Pittsburgh CAPA student Londyn Davis wants to be a pediatrician. She loves helping people, loves the medical field, and “really loves the environment of a hospital.”
Talk about getting a firsthand look. Davis was among 130 Pittsburgh Public Schools students who spoke directly with physicians and other medical professionals at UPMC Children’s Hospital, Nov. 9, as part of a youth symposium entitled, “Bridge 2 The Future.”
Terry Smith, founder of M-Powerhouse, told the Courier his organization is committed to “addressing the educational, social and economic factors that impact our young people.”
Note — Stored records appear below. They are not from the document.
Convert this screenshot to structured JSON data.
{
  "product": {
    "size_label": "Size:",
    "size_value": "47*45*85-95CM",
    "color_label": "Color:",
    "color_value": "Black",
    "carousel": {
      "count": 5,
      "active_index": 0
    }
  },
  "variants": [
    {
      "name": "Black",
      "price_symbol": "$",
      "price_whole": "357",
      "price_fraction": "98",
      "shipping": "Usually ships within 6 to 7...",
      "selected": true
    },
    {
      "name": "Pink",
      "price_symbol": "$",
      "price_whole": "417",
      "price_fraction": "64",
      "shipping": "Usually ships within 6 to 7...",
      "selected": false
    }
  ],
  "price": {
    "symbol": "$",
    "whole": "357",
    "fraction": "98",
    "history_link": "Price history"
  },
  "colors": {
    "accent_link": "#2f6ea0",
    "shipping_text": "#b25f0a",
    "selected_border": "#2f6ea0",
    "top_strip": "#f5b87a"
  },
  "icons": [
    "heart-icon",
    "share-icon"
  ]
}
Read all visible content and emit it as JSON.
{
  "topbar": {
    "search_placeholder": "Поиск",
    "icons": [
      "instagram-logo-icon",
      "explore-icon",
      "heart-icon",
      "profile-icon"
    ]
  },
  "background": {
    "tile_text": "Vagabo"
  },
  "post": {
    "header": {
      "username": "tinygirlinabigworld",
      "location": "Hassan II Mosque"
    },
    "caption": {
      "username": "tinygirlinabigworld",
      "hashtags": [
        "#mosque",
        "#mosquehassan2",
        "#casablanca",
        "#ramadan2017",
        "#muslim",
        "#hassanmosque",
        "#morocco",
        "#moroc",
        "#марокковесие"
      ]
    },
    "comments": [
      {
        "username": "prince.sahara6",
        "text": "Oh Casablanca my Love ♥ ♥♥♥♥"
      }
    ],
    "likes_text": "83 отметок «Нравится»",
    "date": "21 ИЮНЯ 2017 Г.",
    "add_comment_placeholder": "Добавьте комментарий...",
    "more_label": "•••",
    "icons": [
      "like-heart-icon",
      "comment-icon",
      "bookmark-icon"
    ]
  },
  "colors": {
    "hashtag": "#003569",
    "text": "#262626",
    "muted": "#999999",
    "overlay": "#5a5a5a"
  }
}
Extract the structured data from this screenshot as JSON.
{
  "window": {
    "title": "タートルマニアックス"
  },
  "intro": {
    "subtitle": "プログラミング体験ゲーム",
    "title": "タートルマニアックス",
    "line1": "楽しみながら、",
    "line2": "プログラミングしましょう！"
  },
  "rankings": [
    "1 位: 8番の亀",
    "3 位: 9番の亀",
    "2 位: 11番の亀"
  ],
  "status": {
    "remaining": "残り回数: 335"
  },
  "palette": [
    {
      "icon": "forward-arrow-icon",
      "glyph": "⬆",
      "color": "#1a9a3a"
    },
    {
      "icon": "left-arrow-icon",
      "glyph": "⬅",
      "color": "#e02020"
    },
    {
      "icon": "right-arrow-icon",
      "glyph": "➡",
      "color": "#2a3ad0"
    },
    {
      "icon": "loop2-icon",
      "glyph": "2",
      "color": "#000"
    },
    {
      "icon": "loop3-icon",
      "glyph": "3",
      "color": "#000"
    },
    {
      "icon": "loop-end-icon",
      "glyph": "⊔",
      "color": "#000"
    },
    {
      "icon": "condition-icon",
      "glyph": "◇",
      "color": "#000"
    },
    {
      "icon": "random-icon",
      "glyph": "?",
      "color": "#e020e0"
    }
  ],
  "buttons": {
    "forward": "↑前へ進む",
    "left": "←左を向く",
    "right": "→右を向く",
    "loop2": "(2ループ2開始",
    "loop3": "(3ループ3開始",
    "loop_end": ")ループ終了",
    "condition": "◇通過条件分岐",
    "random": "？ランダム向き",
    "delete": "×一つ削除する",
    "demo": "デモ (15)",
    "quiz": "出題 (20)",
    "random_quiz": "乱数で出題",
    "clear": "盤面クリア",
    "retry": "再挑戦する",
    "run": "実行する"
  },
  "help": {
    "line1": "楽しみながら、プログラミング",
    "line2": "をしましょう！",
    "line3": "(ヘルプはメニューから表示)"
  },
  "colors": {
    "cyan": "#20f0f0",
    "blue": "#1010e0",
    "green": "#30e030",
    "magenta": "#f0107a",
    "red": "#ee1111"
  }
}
Smith, along with Kashif Henderson, PPS’ coordinator for K-12 gifted and talented students, collaborated on this effort to bring students and doctors together. “The key is trying to challenge the (students’) critical thinking process, and the way we can do that is by acting as a scaffold,” Smith told the New Pittsburgh Courier in an exclusive interview.
“We want to create a cadre of medical professionals for the future,” Smith continued. Under the M-Powerhouse umbrella, Smith said, is a Medical Milestone program, where, in time, Smith is hopeful of “creating a curriculum in which we could actually ensure that our young people go through your basic anatomy, physiology, cardiology, etc., and once the 12-week program is up, they get a certificate and a stethoscope.”
Students at the event heard from African American physicians and other professionals, along with the aforementioned one-on-one discussions with physicians such as Unoma Akamagwuna, a pediatric rehabilitation medicine physician who has been been at UPMC Children’s for two years. “I want to show them that someone who looks like them can also do this,” Akamagwuna said. “It’s important to see people who look like you doing things that you aspire to do, because if you don’t see it, how do you know that you can achieve it?”
Bill Generett Jr., vice president of community engagement at Duquesne University, gave students three main principles to succeed. “Number 1, belief in self,” he said. “Everybody told me I was stupid, but luckily I had enough people who told me I was smart. Number 2, you gotta be smart. (When it comes to) education, you have to be a lifelong learner. You can have all the confidence, all the perseverance you want, but if you’re not smart, it’s not going to work. And number 3, be creative, be determined, and believe in that higher power. That’s what you need to succeed.”
UPMC Children’s Surgeon in Chief Dr. George Gittes told the Courier the interaction between students and medical professionals at the event was “heartwarming.
“When I met Terry, I could feel his passion for doing this,” Dr. Gittes said. “A big group of pediatric hospitals all met in Colorado, and we were discussing the future of pediatric medicine in hospitals, and where are we going with this. And the theme that just kept resonating so frequently is, we need to stop just thinking about sick kids and making them better; we need to really start engaging in healthy kids and keeping them healthy Across America, and this (event) is the perfect thing for that.”
Smith, who began M-Powerhouse in the mid-1990s, said a similar program occurred Monday, Nov. 13 at Allegheny General Hospital, with students from the Sto-Rox school district.
As for Davis, the information she received from the Nov. 9 event at UPMC Children’s is something she’ll take with her on her path to becoming a pediatrician.
“I thought it was very powerful that there were a lot of Black people and doctors up there on stage,” Davis said. “Some people might not think of Black people being strong, doctors and making it in life. I learned that it takes a lot of determination and hard work to get to where you want, and anything’s possible.”